US consulate employee ‘under house arrest’ in Turkey since January: State media
An employee at the United States' Istanbul consulate, Nazmi Mete Cantürk, turned himself in to Turkish authorities on Jan. 31 and has been under house arrest ever since, state-run Anadolu Agency reported on Feb. 10.
Cantürk's name had come up in the midst of a diplomatic crisis between the U.S. and Turkey back in 2017.
The employee was reported to have been summoned to give his testimony by the Istanbul Chief Prosecutor’s Office in a case involving Metin Topuz, another consulate worker accused of espionage by the Turkish state.
The most recent report revealed that Cantürk, who was reported to have been missing at the time, turned himself in late January.
Reports back in 2017 also said his wife and child were detained Oct. 9 in the Black Sea province of Amasya for suspected links to the Gülen network, accused of being behind last year’s failed coup attempt. The two were then transferred to Istanbul.
An Istanbul court released the wife and daughter of Cantürk after questioning them over alleged links to the Gülen network, a judicial source had said on Oct. 16.
The judge released the wife and child on condition they do not travel abroad and with an obligation that they provide their signatures at a police station every week, said the source.
Topuz was detained on Sept. 25 and arrested on Oct. 4 on espionage charges, prompting a diplomatic crisis between Washington and Ankara.
Topuz was also charged with having alleged links with leading members of the Gülen network.

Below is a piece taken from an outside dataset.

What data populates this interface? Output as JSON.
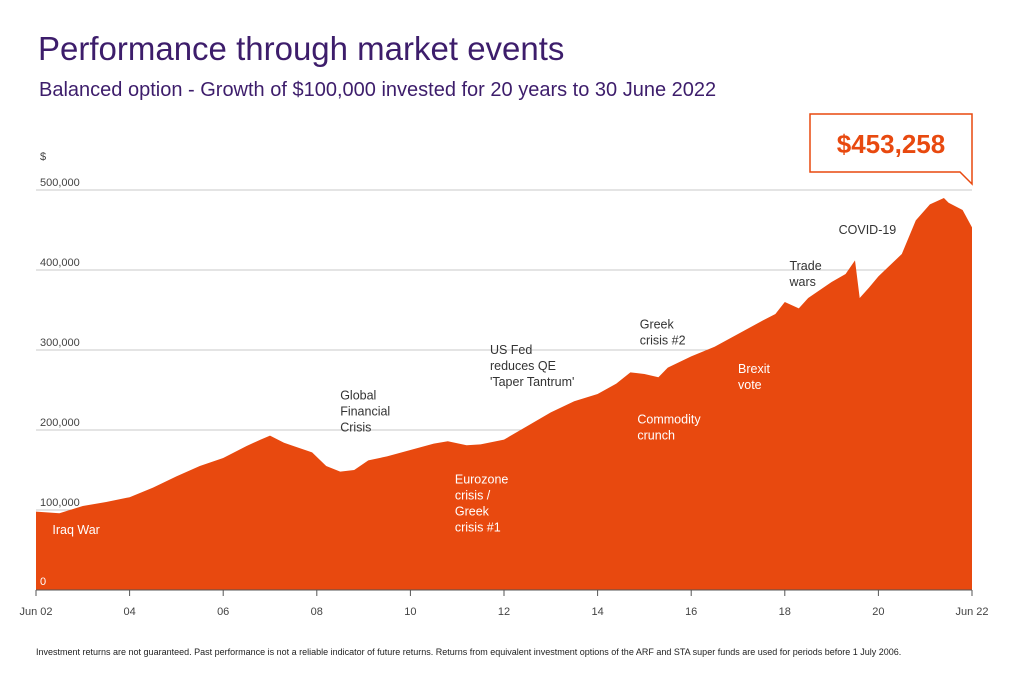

His arrest led Washington to suspend all non-immigrant visa services at diplomatic facilities in the country, which was immediately followed by a reciprocal move by the Turkish Embassy in Washington to suspend visa applications from the U.S.
The months-long visa row between Turkey and the United States ended only on Dec. 27 as both countries announced that they would resume full capacity visa proceedings for each other’s citizens.